Alcatraz Cruises Tickets
|Ages||Early Bird||Day Tours||Night Tours|
|Adult 18 to 61||$39.90||$39.90||$47.30|
|Senior 62 +||$37.65||$37.65||$44.00|
|Junior 12 to 17||$39.90||$39.90||$46.25|
|Child 5 to 11||$24.40||$24.40||$28.00|
|Toddler 0 to 4||Free|
|Family Pack 2 Adults + 2 Kids||Call for tickets||Call for tickets||Not Available|
The Behind-the-Scenes Tour lasts 4 to 5 hours and not available for kids under 12-years-old.
Other National Parks in California
California features the most national parks than any other state. Grab a National Parks Pass and explore with your family.
Yosemite National Park
Tips from a Traveling Mom:
- Give yourself at least 2-and-a-half hours for the tour.
- Bring a jacket and rain gear since the weather is unpredictable.
- Make reservations for Alcatraz Cruises months in advance, especially for the evening tour and during the summer.

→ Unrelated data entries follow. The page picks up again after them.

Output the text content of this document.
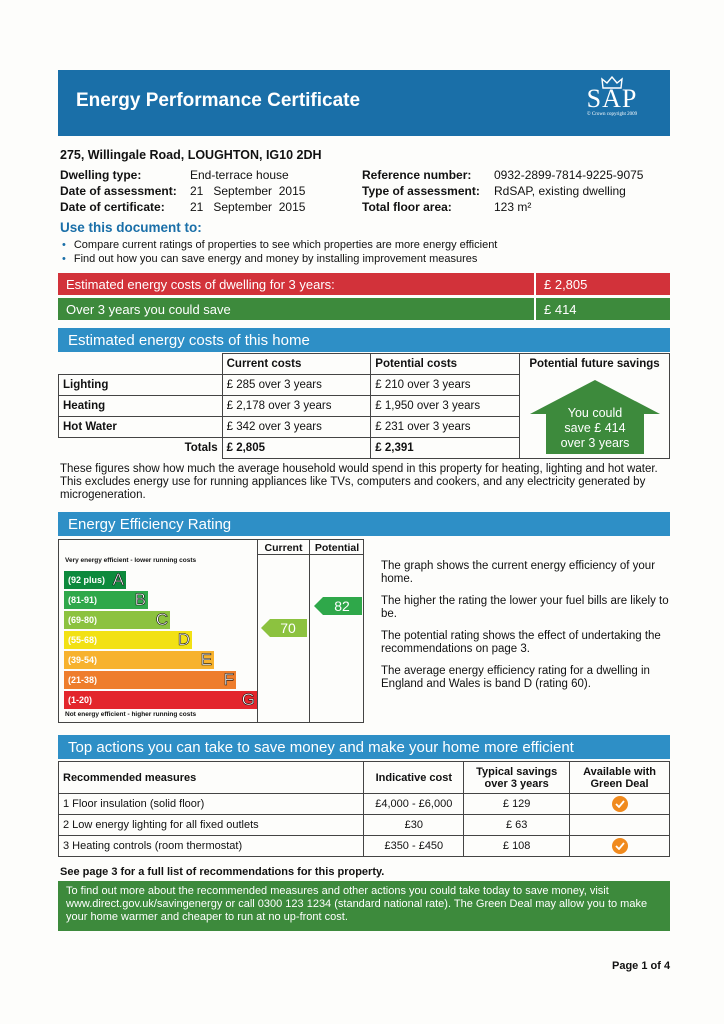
Energy Performance Certificate	SAP
© Crown copyright 2009
275, Willingale Road, LOUGHTON, IG10 2DH
Dwelling type:	End-terrace house
Date of assessment:	21   September  2015
Date of certificate:	21   September  2015
Reference number:	0932-2899-7814-9225-9075
Type of assessment:	RdSAP, existing dwelling
Total floor area:	123 m²
Use this document to:
• Compare current ratings of properties to see which properties are more energy efficient
• Find out how you can save energy and money by installing improvement measures
Estimated energy costs of dwelling for 3 years:	£ 2,805
Over 3 years you could save	£ 414
Estimated energy costs of this home
	Current costs	Potential costs
Lighting	£ 285 over 3 years	£ 210 over 3 years
Heating	£ 2,178 over 3 years	£ 1,950 over 3 years
Hot Water	£ 342 over 3 years	£ 231 over 3 years
Totals	£ 2,805	£ 2,391
Potential future savings
You could
save £ 414
over 3 years
These figures show how much the average household would spend in this property for heating, lighting and hot water. This excludes energy use for running appliances like TVs, computers and cookers, and any electricity generated by microgeneration.
Energy Efficiency Rating
Current	Potential
Very energy efficient - lower running costs
(92 plus) A
(81-91) B
(69-80)	C
(55-68)	D
(39-54)	E
(21-38)	F
(1-20)	G
Not energy efficient - higher running costs
82
70

The graph shows the current energy efficiency of your home.

The higher the rating the lower your fuel bills are likely to be.

The potential rating shows the effect of undertaking the recommendations on page 3.

The average energy efficiency rating for a dwelling in England and Wales is band D (rating 60).

Top actions you can take to save money and make your home more efficient
Recommended measures	Indicative cost	Typical savings over 3 years	Available with Green Deal
1 Floor insulation (solid floor)	£4,000 - £6,000	£ 129	

2 Low energy lighting for all fixed outlets	£30	£ 63	
3 Heating controls (room thermostat)	£350 - £450	£ 108	
See page 3 for a full list of recommendations for this property.
To find out more about the recommended measures and other actions you could take today to save money, visit www.direct.gov.uk/savingenergy or call 0300 123 1234 (standard national rate). The Green Deal may allow you to make your home warmer and cheaper to run at no up-front cost.
Page 1 of 4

- Mid-August brings the flies that hatch from the bird colonies and swarm.
- The Self-Guided booklet, Discover Alcatraz – A Tour of the Rock, costs $1.
- Cruise Ticket includes admission to the tour and audio tour headset.
- Tickets go on sale 90 days in advance.
- Alcatraz Island features steep hills. Motorized transportation is limited.
- Luggage larger than a standard backpack is not allowed on the ferry or tour.
- The purchaser of the tickets must present a photo ID.